Human dignity is being assailed by extremists, fanatics and power grabbers, Jordan's Crown Prince believes.
Prince El Hassan bin Talal prayed at a New Zealand mosque targeted in last week's terror attack as it re-opened to small groups this morning.
Four Jordanians were killed and a number remain in hospital after the attacks on Christchurch's Masjid Al Noor and Linwood Masjid.
"This is a moment of deep anguish for all of us, all of humanity where we stand together proud of our commitment to peace in this beautiful country of New Zealand, which has so much to teach us in terms of the solidarity and the human love and compassion that has been so manifest," he said after prayers at Al Noor, alongside his daughter and grandson.

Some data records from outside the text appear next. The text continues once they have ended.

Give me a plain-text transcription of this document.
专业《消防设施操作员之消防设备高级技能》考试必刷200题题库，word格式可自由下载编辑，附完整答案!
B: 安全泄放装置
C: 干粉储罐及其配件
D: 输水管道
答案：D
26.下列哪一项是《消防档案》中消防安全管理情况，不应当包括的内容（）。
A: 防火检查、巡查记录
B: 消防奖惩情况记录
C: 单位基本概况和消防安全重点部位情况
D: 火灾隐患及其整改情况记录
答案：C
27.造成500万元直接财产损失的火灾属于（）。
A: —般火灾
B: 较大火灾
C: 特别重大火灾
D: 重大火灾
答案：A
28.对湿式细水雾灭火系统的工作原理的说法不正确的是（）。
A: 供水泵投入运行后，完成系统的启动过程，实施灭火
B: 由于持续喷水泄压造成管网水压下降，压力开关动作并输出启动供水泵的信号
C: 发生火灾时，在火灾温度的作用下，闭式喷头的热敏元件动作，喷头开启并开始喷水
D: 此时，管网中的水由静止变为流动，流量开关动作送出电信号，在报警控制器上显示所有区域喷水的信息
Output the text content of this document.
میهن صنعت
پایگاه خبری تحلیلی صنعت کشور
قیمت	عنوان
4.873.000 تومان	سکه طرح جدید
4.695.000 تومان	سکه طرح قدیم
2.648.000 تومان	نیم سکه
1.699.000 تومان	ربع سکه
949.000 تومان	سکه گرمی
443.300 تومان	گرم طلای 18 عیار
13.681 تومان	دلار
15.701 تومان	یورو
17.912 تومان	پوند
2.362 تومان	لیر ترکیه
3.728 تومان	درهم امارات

"I have lived in a part of the world where every 10 years we have seen a war, every 10 years we have seen refugees, and to feel that this form of violence and cruelty is visited on you living in this idyllic part of the world is deeply moving."
He spoke of his gratitude for the doctors, nurses and emergency staff who helped the victims, including a four-year-old girl who was flown to Auckland's children's hospital after the shooting.
He hugged mourners outside the Al Noor mosque today after visiting four people in hospital this morning.
Two Jordanians shot in the attack were among them, as well as a Syrian boy who had lived in Jordan and a woman who suffered a heart attack the day after her Jordanian husband was killed.
A four-year-old girl remains in Auckland's children's hospital, and he hopes to speak with her family when he travels there next.
A delegation from the United Arab Emirates also visited Masjid al Noor today.
They were among the first allowed to re-enter the mosque after police handed it back to the local Muslim community this morning.
Thirty foreign dignitaries attended prayers and a memorial service opposite the Al Noor mosque on yesterday to mark one week since the tragedy.